According to the report's co-author, Dr Eamon Laird, a research fellow in medical gerontology, these findings clearly show that Vitamin D deficiency is common, "which could have a significant negative impact on people's immune response to infection".

"There is an even larger risk now of deficiency with those cocooning or confined indoors. However, vitamin D deficiency is not inevitable. Eating foods such as oily fish, eggs, vitamin D-fortified cereals or dairy products, and a daily 400 IU (10ug) vitamin D supplement, can help avoid deficiency.

"However, Ireland needs a formal vitamin D food policy/recommendation, which we are still lacking. For instance, Finland has such a policy and has virtually eliminated deficiency in its population," he added.

Meanwhile, the article in the IMJ by researchers at TU Dublin and TCD also highlights that vitamin D supplements may enhance resistance to respiratory infections, such as COVID-19. It may also limit the severity of the illness for those who become infected.

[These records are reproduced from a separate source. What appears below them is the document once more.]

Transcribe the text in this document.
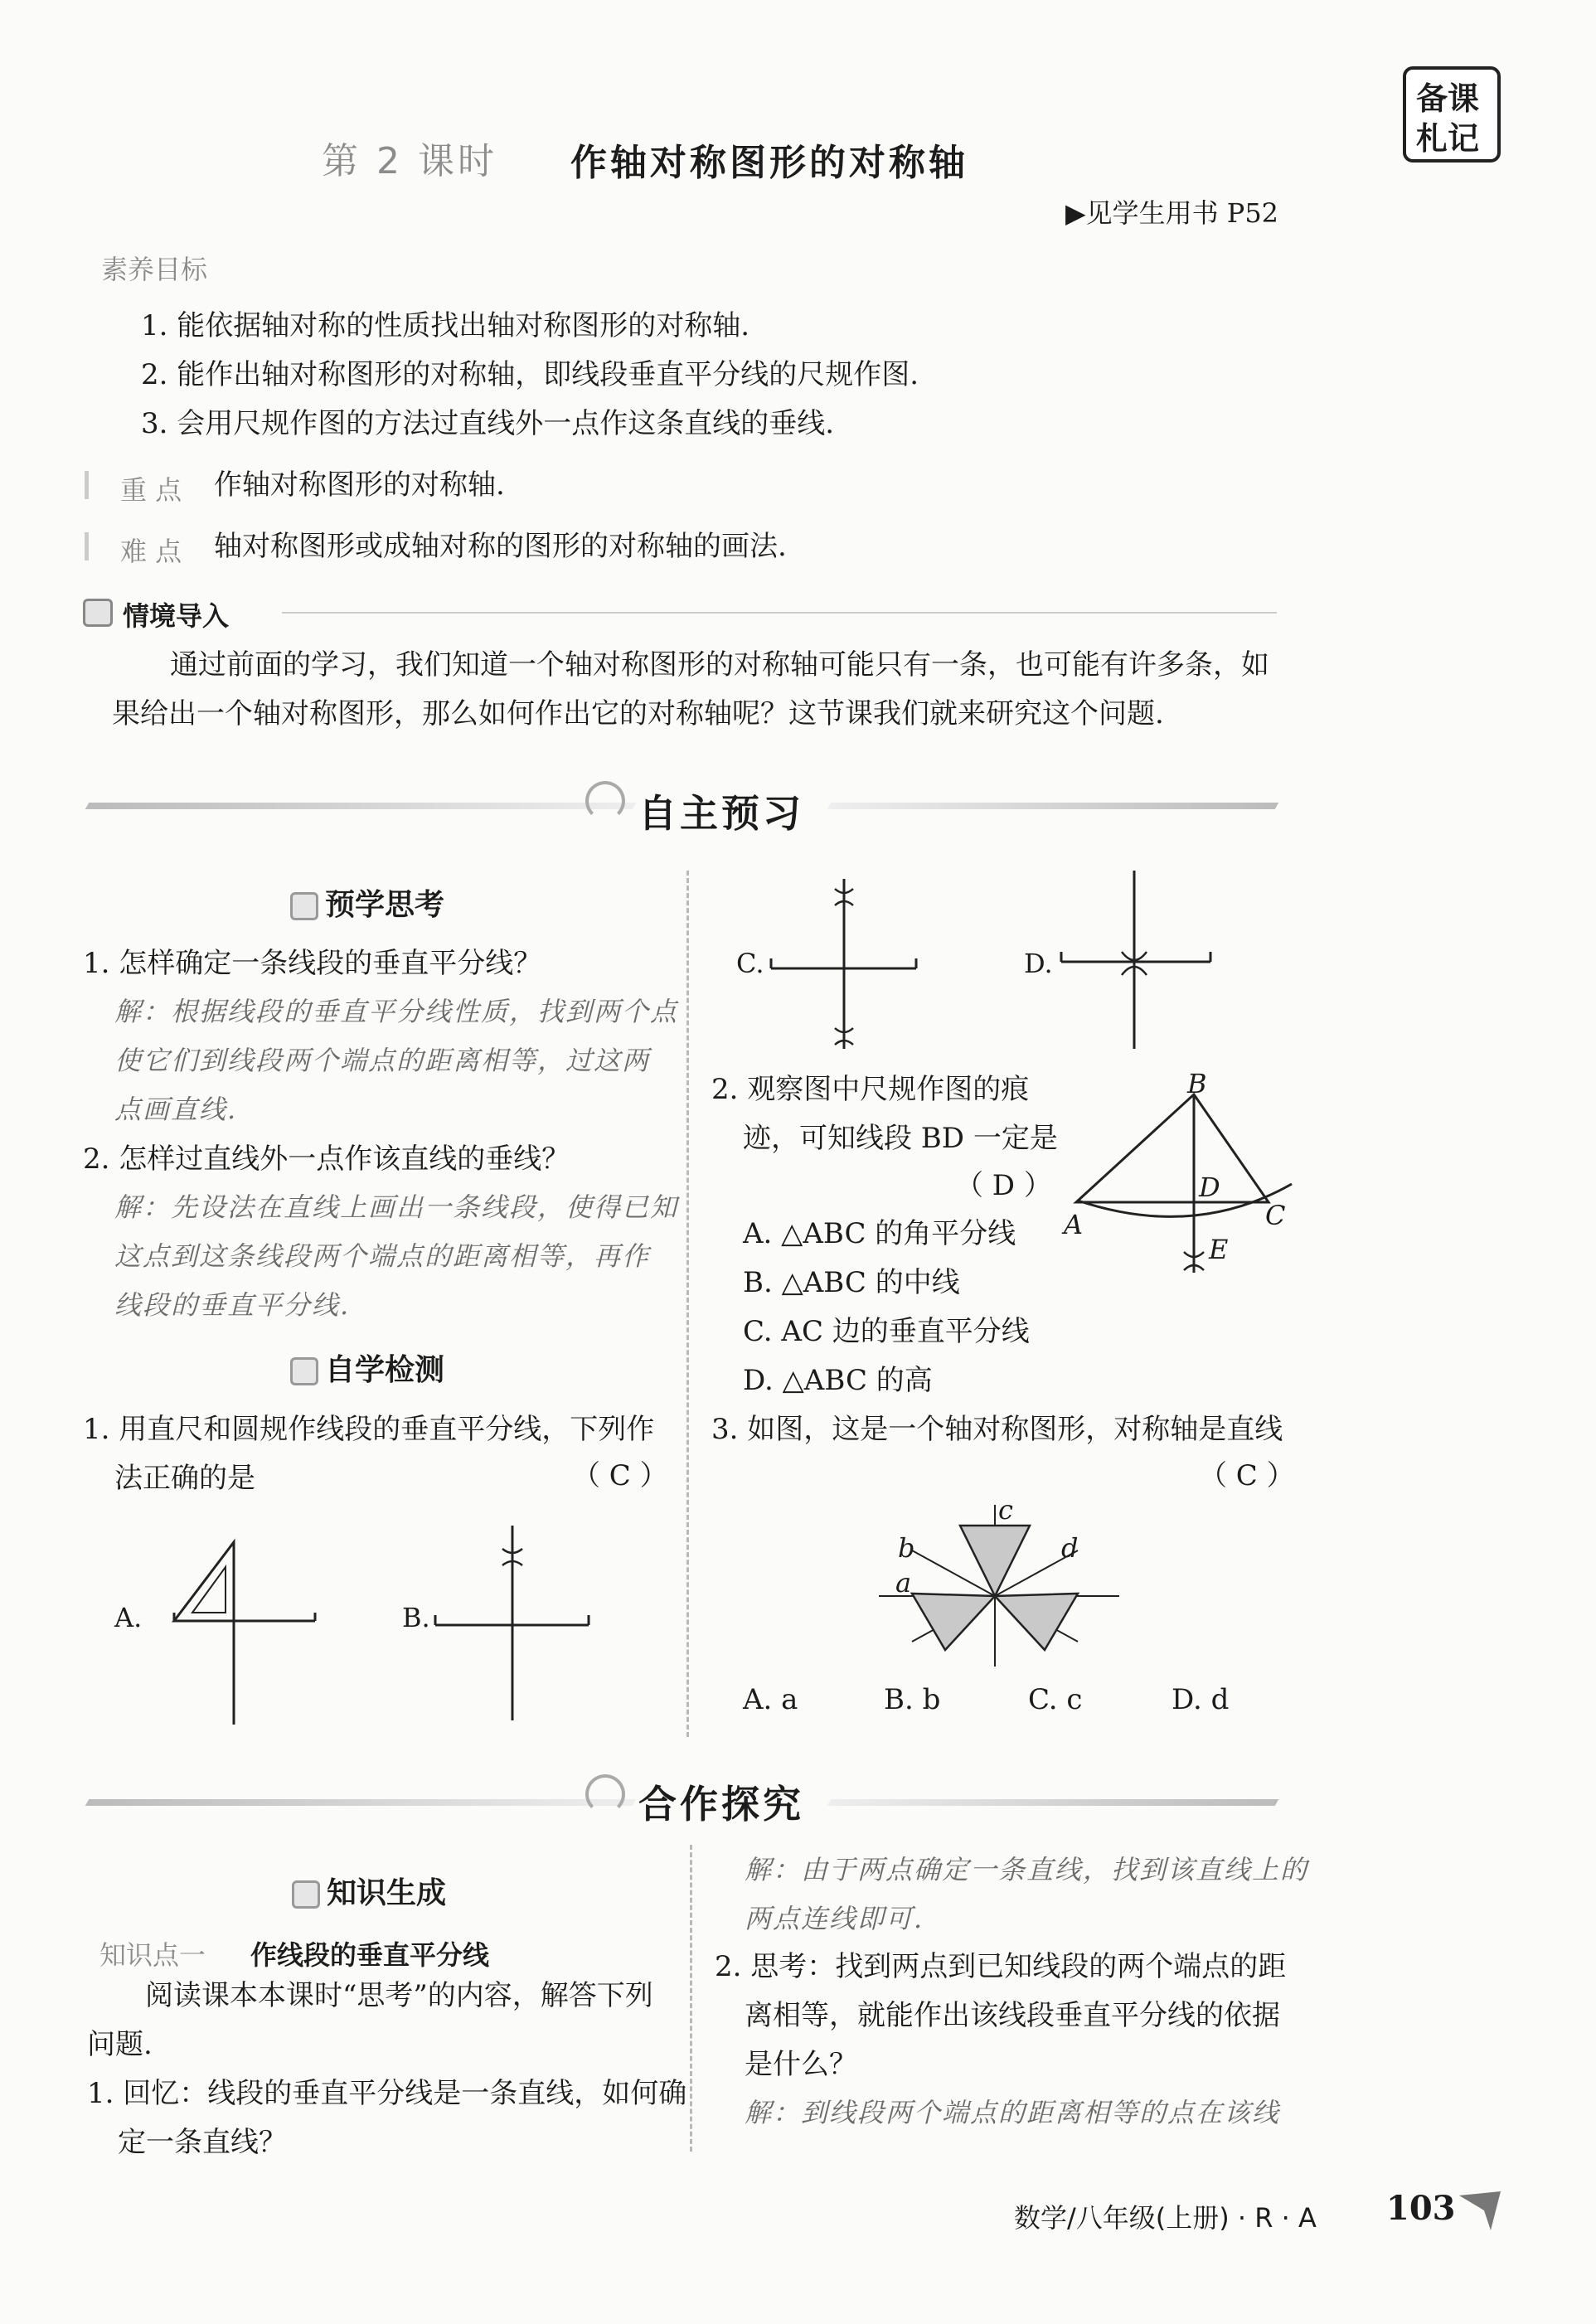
第 2 课时 作轴对称图形的对称轴
备课
札记
▶见学生用书 P52
素养目标
1. 能依据轴对称的性质找出轴对称图形的对称轴.
2. 能作出轴对称图形的对称轴，即线段垂直平分线的尺规作图.
3. 会用尺规作图的方法过直线外一点作这条直线的垂线.
重 点 作轴对称图形的对称轴.
难 点 轴对称图形或成轴对称的图形的对称轴的画法.
情境导入
通过前面的学习，我们知道一个轴对称图形的对称轴可能只有一条，也可能有许多条，如
果给出一个轴对称图形，那么如何作出它的对称轴呢？这节课我们就来研究这个问题.
自主预习
预学思考
1. 怎样确定一条线段的垂直平分线？
解：根据线段的垂直平分线性质，找到两个点
使它们到线段两个端点的距离相等，过这两
点画直线.
2. 怎样过直线外一点作该直线的垂线？
解：先设法在直线上画出一条线段，使得已知
这点到这条线段两个端点的距离相等，再作
线段的垂直平分线.
自学检测
1. 用直尺和圆规作线段的垂直平分线，下列作
法正确的是	（ C ）
A.	B.
C.	D.
2. 观察图中尺规作图的痕
迹，可知线段 BD 一定是
（ D ）
A. △ABC 的角平分线
B. △ABC 的中线
C. AC 边的垂直平分线
D. △ABC 的高
B
A	C
D
E
3. 如图，这是一个轴对称图形，对称轴是直线
（ C ）
c
b	d
a
A. a	B. b	C. c	D. d
合作探究
知识生成
知识点一 作线段的垂直平分线
阅读课本本课时“思考”的内容，解答下列
问题.
1. 回忆：线段的垂直平分线是一条直线，如何确
定一条直线？
解：由于两点确定一条直线，找到该直线上的
两点连线即可.
2. 思考：找到两点到已知线段的两个端点的距
离相等，就能作出该线段垂直平分线的依据
是什么？
解：到线段两个端点的距离相等的点在该线
数学/八年级(上册) · R · A 103
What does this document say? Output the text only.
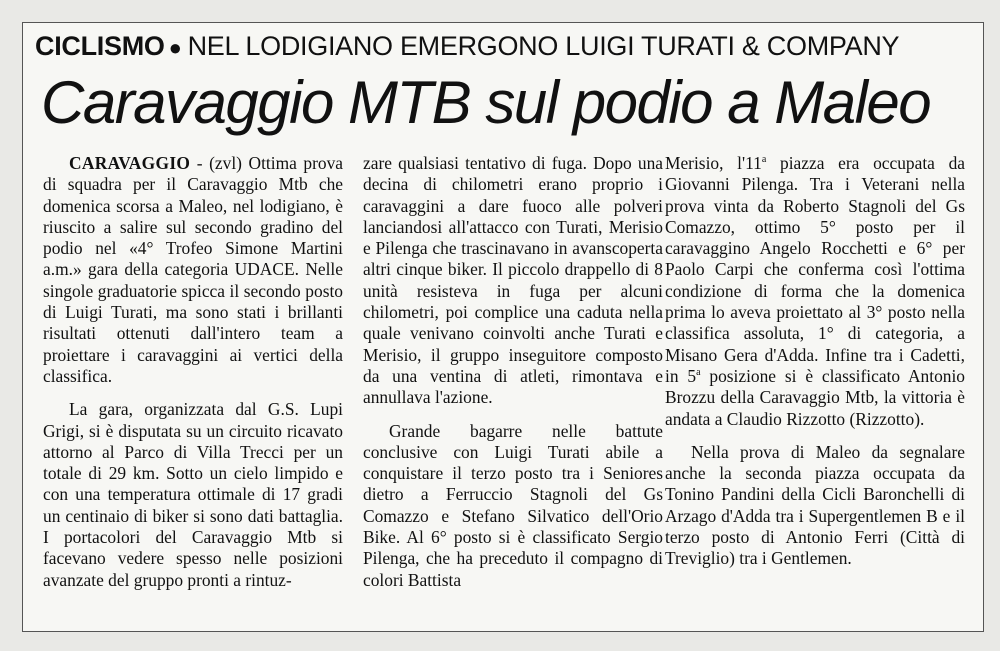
CICLISMO ● NEL LODIGIANO EMERGONO LUIGI TURATI & COMPANY
Caravaggio MTB sul podio a Maleo

CARAVAGGIO - (zvl) Ottima prova di squadra per il Caravaggio Mtb che domenica scorsa a Maleo, nel lodigiano, è riuscito a salire sul secondo gradino del podio nel «4° Trofeo Simone Martini a.m.» gara della categoria UDACE. Nelle singole graduatorie spicca il secondo posto di Luigi Turati, ma sono stati i brillanti risultati ottenuti dall'intero team a proiettare i caravaggini ai vertici della classifica.

La gara, organizzata dal G.S. Lupi Grigi, si è disputata su un circuito ricavato attorno al Parco di Villa Trecci per un totale di 29 km. Sotto un cielo limpido e con una temperatura ottimale di 17 gradi un centinaio di biker si sono dati battaglia. I portacolori del Caravaggio Mtb si facevano vedere spesso nelle posizioni avanzate del gruppo pronti a rintuz-

zare qualsiasi tentativo di fuga. Dopo una decina di chilometri erano proprio i caravaggini a dare fuoco alle polveri lanciandosi all'attacco con Turati, Merisio e Pilenga che trascinavano in avanscoperta altri cinque biker. Il piccolo drappello di 8 unità resisteva in fuga per alcuni chilometri, poi complice una caduta nella quale venivano coinvolti anche Turati e Merisio, il gruppo inseguitore composto da una ventina di atleti, rimontava e annullava l'azione.

Grande bagarre nelle battute conclusive con Luigi Turati abile a conquistare il terzo posto tra i Seniores dietro a Ferruccio Stagnoli del Gs Comazzo e Stefano Silvatico dell'Orio Bike. Al 6° posto si è classificato Sergio Pilenga, che ha preceduto il compagno di colori Battista

Merisio, l'11$^a$ piazza era occupata da Giovanni Pilenga. Tra i Veterani nella prova vinta da Roberto Stagnoli del Gs Comazzo, ottimo 5° posto per il caravaggino Angelo Rocchetti e 6° per Paolo Carpi che conferma così l'ottima condizione di forma che la domenica prima lo aveva proiettato al 3° posto nella classifica assoluta, 1° di categoria, a Misano Gera d'Adda. Infine tra i Cadetti, in 5$^a$ posizione si è classificato Antonio Brozzu della Caravaggio Mtb, la vittoria è andata a Claudio Rizzotto (Rizzotto).

Nella prova di Maleo da segnalare anche la seconda piazza occupata da Tonino Pandini della Cicli Baronchelli di Arzago d'Adda tra i Supergentlemen B e il terzo posto di Antonio Ferri (Città di Treviglio) tra i Gentlemen.
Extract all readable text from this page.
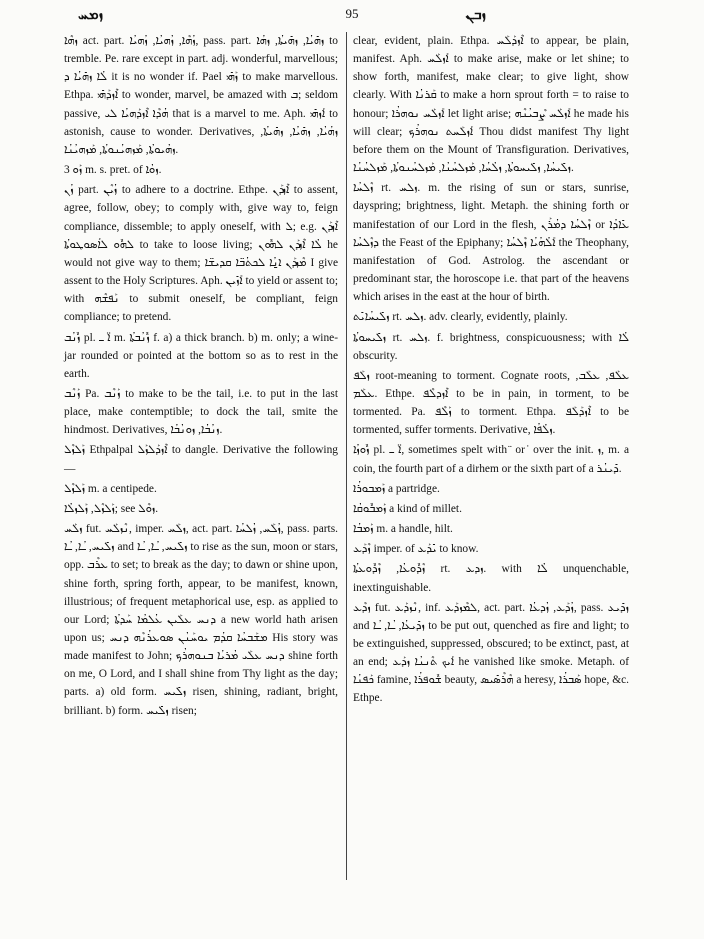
ܙܡܚ	95	ܙܒܢ

ܙܗܶܐ act. part. ܙܳܗܶܐ, ܙܳܗܝܳܐ, ܙܳܗܝܳܐ, pass. part. ܙܗܺܝܳܐ, ܙܗܺܝܬܳܐ, ܙܗܳܐ to tremble. Pe. rare except in part. adj. wonderful, marvellous; ܠܳܐ ܙܗܺܝܳܐ ܕ it is no wonder if. Pael ܙܰܗܺܝ to make marvellous. Ethpa. ܐܶܙܕܰܗܺܝ to wonder, marvel, be amazed with ܒ; seldom passive, ܗܳܕܶܐ ܐܶܙܕܰܗܝܳܐ ܠܝ that is a marvel to me. Aph. ܐܰܙܗܺܝ to astonish, cause to wonder. Derivatives, ܙܗܳܝܳܐ, ܙܗܺܝܳܐ, ܙܗܺܝܬܳܐ, ܙܗܳܝܘܬܳܐ, ܡܰܙܗܝܳܢܘܬܳܐ, ܡܰܙܗܝܳܢܳܐ.

ܙܰܘ 3 m. s. pret. of ܙܘܳܐ.

ܙܳܢ part. ܙܳܝܶܢ to adhere to a doctrine. Ethpe. ܐܶܙܕܰܢ to assent, agree, follow, obey; to comply with, give way to, feign compliance, dissemble; to apply oneself, with ܠ; e.g. ܐܶܙܕܰܢ ܠܗܽܘ ܠܐܰܣܘܛܘܬܳܐ to take to loose living; ܠܳܐ ܐܶܙܕܰܢ ܠܗܽܘܢ he would not give way to them; ܡܶܙܕܰܢ ܐ̱ܢܳܐ ܠܟܬܳܒ̈ܐ ܩܕܝܫ̈ܐ I give assent to the Holy Scriptures. Aph. ܐܰܙܺܝܢ to yield or assent to; with ܢܰܦܫܶܗ to submit oneself, be compliant, feign compliance; to pretend.

ܙܽܢܳܒ pl. ܐ̈ ـ m. ܙܽܢܳܒܬܳܐ f. a) a thick branch. b) m. only; a wine-jar rounded or pointed at the bottom so as to rest in the earth.

ܙܰܢܶܒ Pa. ܙܰܢܶܒ to make to be the tail, i.e. to put in the last place, make contemptible; to dock the tail, smite the hindmost. Derivatives, ܙܢܳܒܳܐ, ܙܘܢܳܒܳܐ.

ܙܰܠܙܶܠ Ethpalpal ܐܶܙܕܰܠܙܰܠ to dangle. Derivative the following—

ܙܰܠܙܶܠ m. a centipede.

ܙܰܠܙܶܠ, ܙܰܠܙܠܳܐ; see ܙܘܶܠ.

ܙܠܰܚ fut. ܢܶܙܠܰܚ, imper. ܙܠܰܚ, act. part. ܙܳܠܰܚ, ܙܳܠܚܳܐ, pass. parts. ܙܠܺܝܚ, ـܳܐ, ـܳܐ and ܙܠܺܝܚ, ـܳܐ, ـܳܐ to rise as the sun, moon or stars, opp. ܥܪܶܒ to set; to break as the day; to dawn or shine upon, shine forth, spring forth, appear, to be manifest, known, illustrious; of frequent metaphorical use, esp. as applied to our Lord; ܕܢܚ ܥܠܰܝܢ ܥܳܠܡܳܐ ܚܰܕܬܳܐ a new world hath arisen upon us; ܡܫܰܒܚܳܐ ܩܕܳܡ ܝܘܚܰܢܳܢ ܣܘܥܪܳܢܶܗ ܕܢܚ His story was made manifest to John; ܕܢܚ ܥܠܰܝ ܡܳܪܝܳܐ ܒܢܘܗܪܳܟ shine forth on me, O Lord, and I shall shine from Thy light as the day; parts. a) old form. ܙܠܺܝܚ risen, shining, radiant, bright, brilliant. b) form. ܙܠܺܝܚ risen;

clear, evident, plain. Ethpa. ܐܶܙܕܰܠܰܚ to appear, be plain, manifest. Aph. ܐܰܙܠܰܚ to make arise, make or let shine; to show forth, manifest, make clear; to give light, show clearly. With ܩܰܪܢܳܐ to make a horn sprout forth = to raise to honour; ܐܰܙܠܰܚ ܢܘܗܪܳܐ let light arise; ܐܰܙܠܰܚ ܨܶܒܝܳܢܶܗ he made his will clear; ܐܰܙܠܰܚܬ ܢܘܗܪܳܟ Thou didst manifest Thy light before them on the Mount of Transfiguration. Derivatives, ܙܠܺܝܚܳܐ, ܙܠܺܝܚܘܬܳܐ, ܙܠܳܚܳܐ, ܡܰܙܠܚܳܢܳܐ, ܡܰܙܠܚܳܢܘܬܳܐ, ܡܰܙܠܚܳܢܳܐ.

ܙܶܠܚܳܐ rt. ܙܠܚ. m. the rising of sun or stars, sunrise, dayspring; brightness, light. Metaph. the shining forth or manifestation of our Lord in the flesh, ܙܶܠܚܳܐ ܕܡܳܪܰܢ or ܥܺܐܕܳܐ ܕܙܶܠܚܳܐ the Feast of the Epiphany; ܐܰܠܳܗܳܝܳܐ ܙܶܠܚܳܐ the Theophany, manifestation of God. Astrolog. the ascendant or predominant star, the horoscope i.e. that part of the heavens which arises in the east at the hour of birth.

ܙܠܺܝܚܳܐܝܺܬ rt. ܙܠܚ. adv. clearly, evidently, plainly.

ܙܠܺܝܚܘܬܳܐ rt. ܙܠܚ. f. brightness, conspicuousness; with ܠܳܐ obscurity.

ܙܠܰܦ root-meaning to torment. Cognate roots, ܥܠܰܦ, ܥܠܰܒ, ܥܠܰܡ. Ethpe. ܐܶܙܕܠܶܦ to be in pain, in torment, to be tormented. Pa. ܙܰܠܶܦ to torment. Ethpa. ܐܶܙܕܰܠܰܦ to be tormented, suffer torments. Derivative, ܙܠܳܦܳܐ.

ܙܽܘܙܳܐ pl. ܐ̈ ـ, sometimes spelt with ̈ or ̇ over the init. ܙ, m. a coin, the fourth part of a dirhem or the sixth part of a ܕܺܝܢܳܪ.

ܙܰܡܒܘܪܳܐ a partridge.

ܙܰܡܒܽܘܩܳܐ a kind of millet.

ܙܰܡܒܳܐ m. a handle, hilt.

ܙܶܕܰܥ imper. of ܝܺܕܰܥ to know.

ܙܶܕܽܘܥܳܐ, ܙܶܕܽܘܥܬܳܐ rt. ܙܕܥ. with ܠܳܐ unquenchable, inextinguishable.

ܙܕܶܥ fut. ܢܶܙܕܰܥ, inf. ܠܡܶܙܕܰܥ, act. part. ܙܳܕܰܥ, ܙܳܕܥܳܐ, pass. ܙܕܺܝܥ and ܙܕܺܝܥܳܐ, ـܳܐ, ـܳܐ to be put out, quenched as fire and light; to be extinguished, suppressed, obscured; to be extinct, past, at an end; ܐܰܝܟ ܬܶܢܢܳܐ ܙܕܰܥ he vanished like smoke. Metaph. of ܟܰܦܢܳܐ famine, ܫܽܘܦܪܳܐ beauty, ܗܶܪܶܣܺܝܣ a heresy, ܣܰܒܪܳܐ hope, &c. Ethpe.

However, according to the article's co-author, Dr Daniel McCartney, a lecturer in human nutrition and dietetics at TU Dublin, vitamin D deficiency is prevalent in Ireland, especially in older people, nursing home residents and hospital inpatients, "and may significantly increase the risk and severity of viral respiratory infections, including Covid-19".

"Supplementing a healthy diet with 20-50 micrograms per day of vitamin D represents a cheap, safe and potentially very effective protection for Irish adults against Covid-19," he said.

According to the study's co-author, Dr Declan Byrne, a clinical senior lecturer at St James's Hospital and TCD's School of Medicine, such recommendations on vitamin D supplementation are important "while we await development of a vaccine and trial evidence of effective drug treatment for Covid-19".

"Our findings call for the immediate supplementation of all hospital inpatients, nursing home residents and older Irish adults with vitamin D. Our findings also suggest that vitamin D supplementation in the broader adult population, and particularly in frontline healthcare workers, may further help to limit infection and flatten the Covid-19 curve," he explained.

The researchers added that supplementation at the recommended 20-50 micrograms of vitamin D per day is a short-term measure to specifically address the risk of Covid-19 infection over the coming three to six months. It is advised that those who intend to supplement at doses above 20 micrograms per day after this period, should do so only under the supervision of a doctor.